Few people become public figures. The people that become public figures have developed their community status via a unique set of talents, skills, right of passage, knowledge or birth right. Above all attributes required by public figures is the ability to deliver, engage and grow an audience. This quality is where the magic, the fuzzy stuff, the ooga booga, the charisma is found, this quality lures the audience and subsequently creates folk heros.
In the contemporary world of cooking and food preparation one may be bold enough to define contemporary cooking history into two distinctive periods — as cooking and food preparation BEFORE JAMIE — BJ, and AFTER JAMIE — AJ. Not since Antonin Carême the French haute cuisine chef circa 1792 Paris Revolution, or Elizabeth David and her influence on the British diet post World War II England, has one person been so influencial and prominent.
Oliver‘s food musings are designed for high impact in the western world‘s vision for food. His activities extend well beyond typical recipes, restaurants, cook books and cooking on tv… Oliver‘s food conversation speaks via the internet, blogs, mobile video casts, live shows, community projects and word of mouth. The act of making food crosses to forums that assist people make better food, making food preparation fun, empowering people to grow and invent food, readdressing food in schools, helping the under privileged via careers in food, to traveling fused with food fused with culture.

Oliver‘s humble and infectious enthusiasm for food is quirky as his wayward quiff, (which back in 1999 my Grandma called bed hair). Food in Jamie‘s world is above status and your bank balance. In his world, good food is a right, rather than a case of which western city suburb you live. Oliver is the popular voice for good food that doesn‘t come in a box, delivered via “drive thru“, or has an option to up size.
The design of Oliver‘s image seemed to be driven by Oliver himself. Unlike many big brands that are highly controlled and calculated Oliver‘s sense of brands is erratic, and driven less by convention and more by instinct. In the 10 years since Oliver published ‘Jamie Oliver — The Naked Chef‘ in 1999, Oliver‘s career and his cook book covers, tell a subtle story of Oliver‘s development.
In the early days the image simply communicated a vibrant upstart boy passionate for food. The design and image reflected his youth being naive, personal, uncomplicated, raw and somewhat clunky.
Money, children, success, travel, celebrity, the public life, and media harassment have shaped a media and marketing savvy Oliver over time. The raw images portrayed at the beginnings of his career are a sign of Oliver‘s vision to continually fine tune and style his image, allowing the audience to grow with Oliver as his career evolves.

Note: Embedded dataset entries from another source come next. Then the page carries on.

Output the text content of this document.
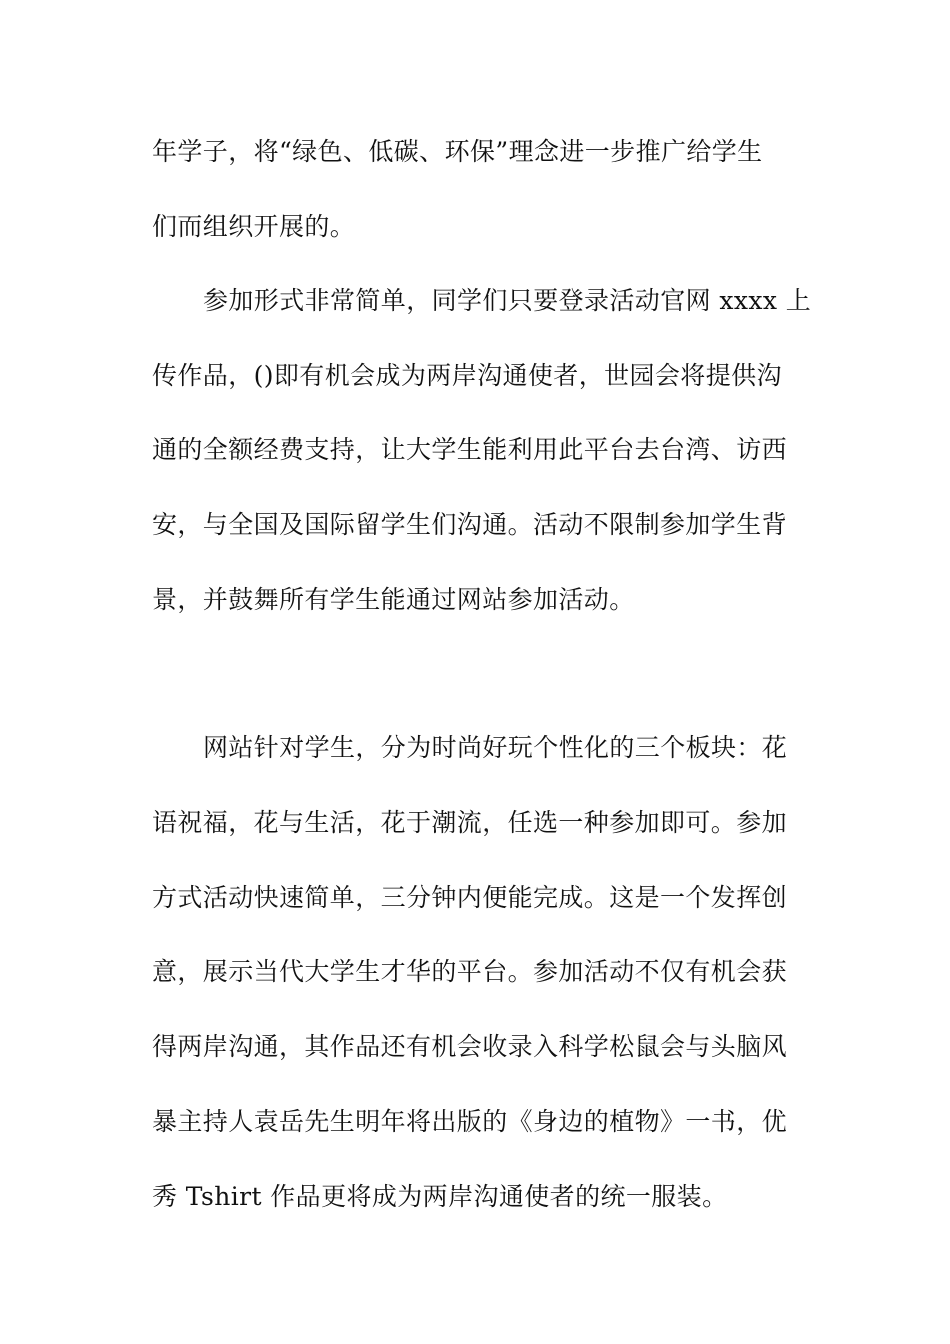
年学子，将“绿色、低碳、环保”理念进一步推广给学生
们而组织开展的。
参加形式非常简单，同学们只要登录活动官网 xxxx 上
传作品，()即有机会成为两岸沟通使者，世园会将提供沟
通的全额经费支持，让大学生能利用此平台去台湾、访西
安，与全国及国际留学生们沟通。活动不限制参加学生背
景，并鼓舞所有学生能通过网站参加活动。
网站针对学生，分为时尚好玩个性化的三个板块：花
语祝福，花与生活，花于潮流，任选一种参加即可。参加
方式活动快速简单，三分钟内便能完成。这是一个发挥创
意，展示当代大学生才华的平台。参加活动不仅有机会获
得两岸沟通，其作品还有机会收录入科学松鼠会与头脑风
暴主持人袁岳先生明年将出版的《身边的植物》一书，优
秀 Tshirt 作品更将成为两岸沟通使者的统一服装。
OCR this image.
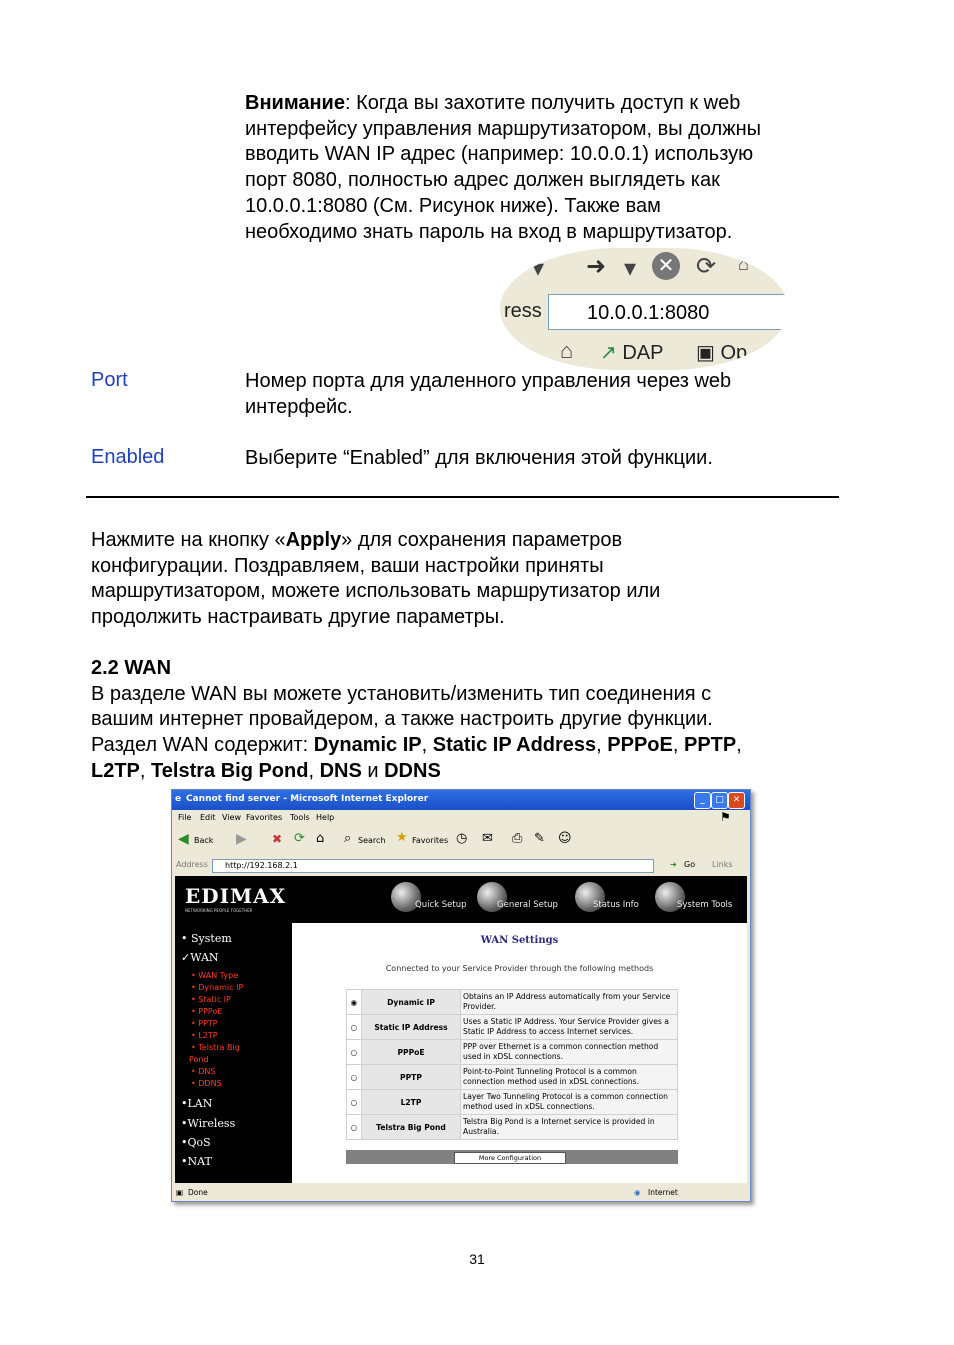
Внимание: Когда вы захотите получить доступ к web
интерфейсу управления маршрутизатором, вы должны
вводить WAN IP адрес (например: 10.0.0.1) использую
порт 8080, полностью адрес должен выглядеть как
10.0.0.1:8080 (См. Рисунок ниже). Также вам
необходимо знать пароль на вход в маршрутизатор.
▾ ➜ ▾ ✕ ⟳ ⌂
ress 10.0.0.1:8080
⌂ ↗ DAP ▣ Ор
Port	Номер порта для удаленного управления через web
интерфейс.
Enabled	Выберите “Enabled” для включения этой функции.
Нажмите на кнопку «Apply» для сохранения параметров
конфигурации. Поздравляем, ваши настройки приняты
маршрутизатором, можете использовать маршрутизатор или
продолжить настраивать другие параметры.
2.2 WAN
В разделе WAN вы можете установить/изменить тип соединения с
вашим интернет провайдером, а также настроить другие функции.
Раздел WAN содержит: Dynamic IP, Static IP Address, PPPoE, PPTP,
L2TP, Telstra Big Pond, DNS и DDNS
e Cannot find server - Microsoft Internet Explorer	_	□ ✕
File Edit View Favorites Tools Help	⚑
◀ Back ▶ ✖ ⟳ ⌂ ⌕ Search ★ Favorites ◷ ✉ ⎙ ✎ ☺
Address http://192.168.2.1	➜ Go Links
EDIMAX
NETWORKING PEOPLE TOGETHER
Quick Setup	General Setup	Status Info	System Tools
• System
✓WAN
• WAN Type
• Dynamic IP
• Static IP
• PPPoE
• PPTP
• L2TP
• Telstra Big
Pond
• DNS
• DDNS
•LAN
•Wireless
•QoS
•NAT
WAN Settings
Connected to your Service Provider through the following methods
◉	Dynamic IP	Obtains an IP Address automatically from your Service Provider.
○	Static IP Address	Uses a Static IP Address. Your Service Provider gives a Static IP Address to access Internet services.
○	PPPoE	PPP over Ethernet is a common connection method used in xDSL connections.
○	PPTP	Point-to-Point Tunneling Protocol is a common connection method used in xDSL connections.
○	L2TP	Layer Two Tunneling Protocol is a common connection method used in xDSL connections.
○	Telstra Big Pond	Telstra Big Pond is a Internet service is provided in Australia.
More Configuration
▣ Done	◉ Internet
31
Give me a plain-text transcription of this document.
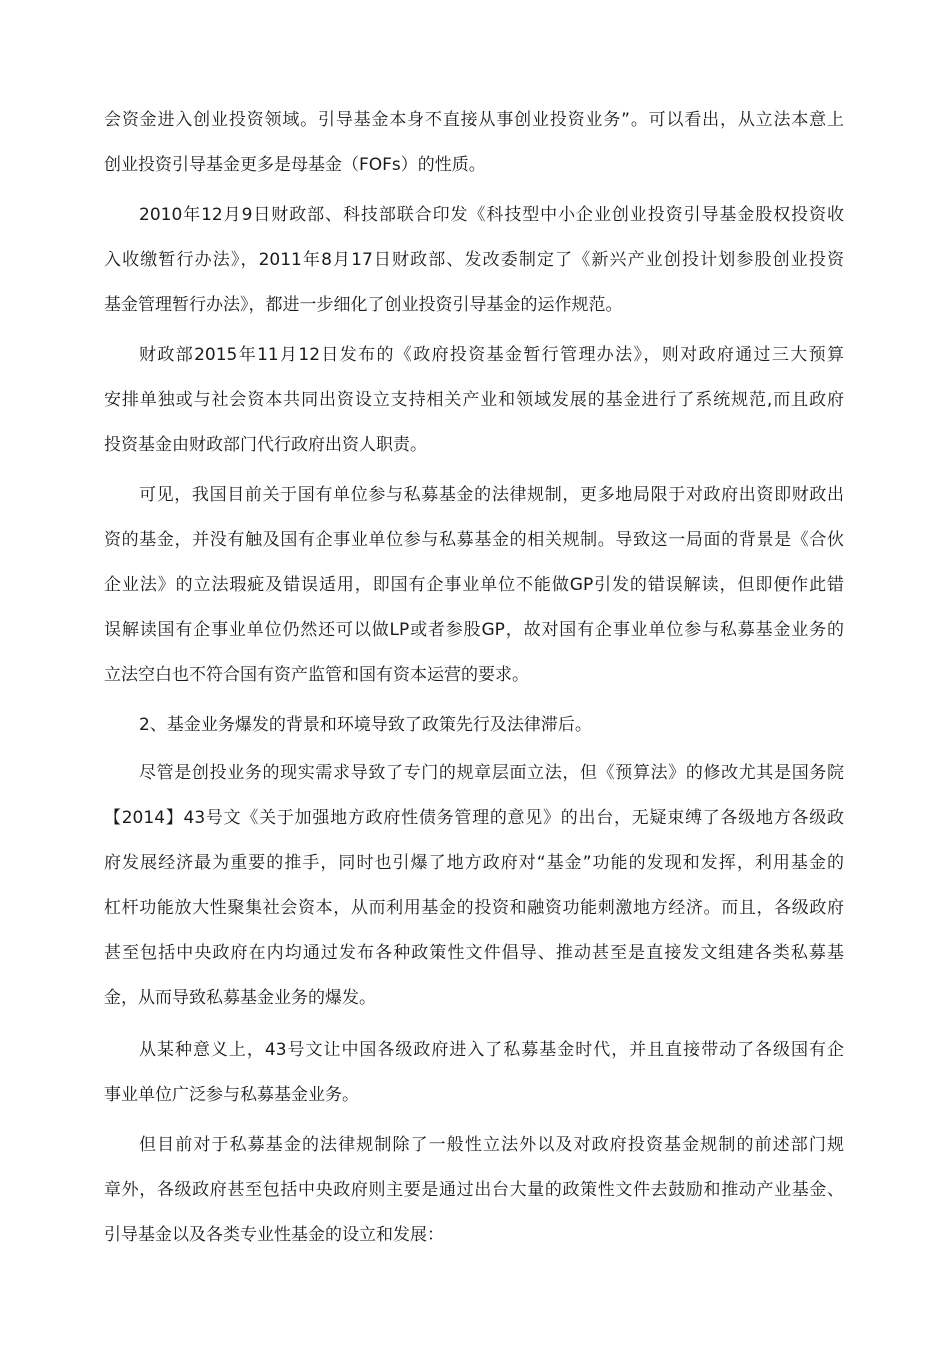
会资金进入创业投资领域。引导基金本身不直接从事创业投资业务”。可以看出，从立法本意上
创业投资引导基金更多是母基金（FOFs）的性质。
2010年12月9日财政部、科技部联合印发《科技型中小企业创业投资引导基金股权投资收
入收缴暂行办法》，2011年8月17日财政部、发改委制定了《新兴产业创投计划参股创业投资
基金管理暂行办法》，都进一步细化了创业投资引导基金的运作规范。
财政部2015年11月12日发布的《政府投资基金暂行管理办法》，则对政府通过三大预算
安排单独或与社会资本共同出资设立支持相关产业和领域发展的基金进行了系统规范,而且政府
投资基金由财政部门代行政府出资人职责。
可见，我国目前关于国有单位参与私募基金的法律规制，更多地局限于对政府出资即财政出
资的基金，并没有触及国有企事业单位参与私募基金的相关规制。导致这一局面的背景是《合伙
企业法》的立法瑕疵及错误适用，即国有企事业单位不能做GP引发的错误解读，但即便作此错
误解读国有企事业单位仍然还可以做LP或者参股GP，故对国有企事业单位参与私募基金业务的
立法空白也不符合国有资产监管和国有资本运营的要求。
2、基金业务爆发的背景和环境导致了政策先行及法律滞后。
尽管是创投业务的现实需求导致了专门的规章层面立法，但《预算法》的修改尤其是国务院
【2014】43号文《关于加强地方政府性债务管理的意见》的出台，无疑束缚了各级地方各级政
府发展经济最为重要的推手，同时也引爆了地方政府对“基金”功能的发现和发挥，利用基金的
杠杆功能放大性聚集社会资本，从而利用基金的投资和融资功能刺激地方经济。而且，各级政府
甚至包括中央政府在内均通过发布各种政策性文件倡导、推动甚至是直接发文组建各类私募基
金，从而导致私募基金业务的爆发。
从某种意义上，43号文让中国各级政府进入了私募基金时代，并且直接带动了各级国有企
事业单位广泛参与私募基金业务。
但目前对于私募基金的法律规制除了一般性立法外以及对政府投资基金规制的前述部门规
章外，各级政府甚至包括中央政府则主要是通过出台大量的政策性文件去鼓励和推动产业基金、
引导基金以及各类专业性基金的设立和发展：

Oliver‘s latest book — Jamie‘s Ministry of Food — is yet another visual milestone documenting his career. In the previous publications Oliver‘s raw wild boy image gave way to a young time poor dad, and now Oliver has buffed up and tightened up. His Daddy fat is gone, the kitchen skin has been retouched and perfectly lit, the hair is just right, his imperfections groomed. The natural settings are gone too and a stylised set keeps the viewer‘s gaze firmly on Oliver‘s naughty angel like composure. The food is strangely unsophisticated, and his poised clichéd pose — looks like he is about to tuck into Mum‘s Sunday roast. The type treatment continues to be highly refined and brand like. The wording is lean, carefully scripted and designed. The series title — Jamie‘s Ministry of Food — hams up the hype surrounded by Oliver‘s celebrity — the cult of Jamie, Jamie the high priest of food, amen. The cover image now so refined that at postage stamp size — the size used by book reviewers and displayed in publishers catalogs, to poster scale the cover communicates clearly and effectively. The content beyond the cover is another journey in publishing where the simple act of publishing recipes is intertwined with continuing process of story and information making.
Often it is easy to gaze over market favourites, like Jamie, to seek out the cult design, yet in the instance where the brand is the person it is compelling to observe how they continue to invent their story over time.
Following are the covers tracking Oliver‘s work, at home we don‘t have all his books, that said Oliver‘s books are prominent in our cook book collection and we have enough to show the changes he has made to his image over ten years. This post came to be just for the simple reason that cook books are familiar in the kitchen space and are a good sample of a designer‘s work. Rather than extensively labeling these images we chosen to let the covers tell the story, as they did to us.

Published 1999

Published 2000

Published 2004

Published 2007

Published 2008
Bless you Jamie for exploring a very commercial arena and bringing something different to it.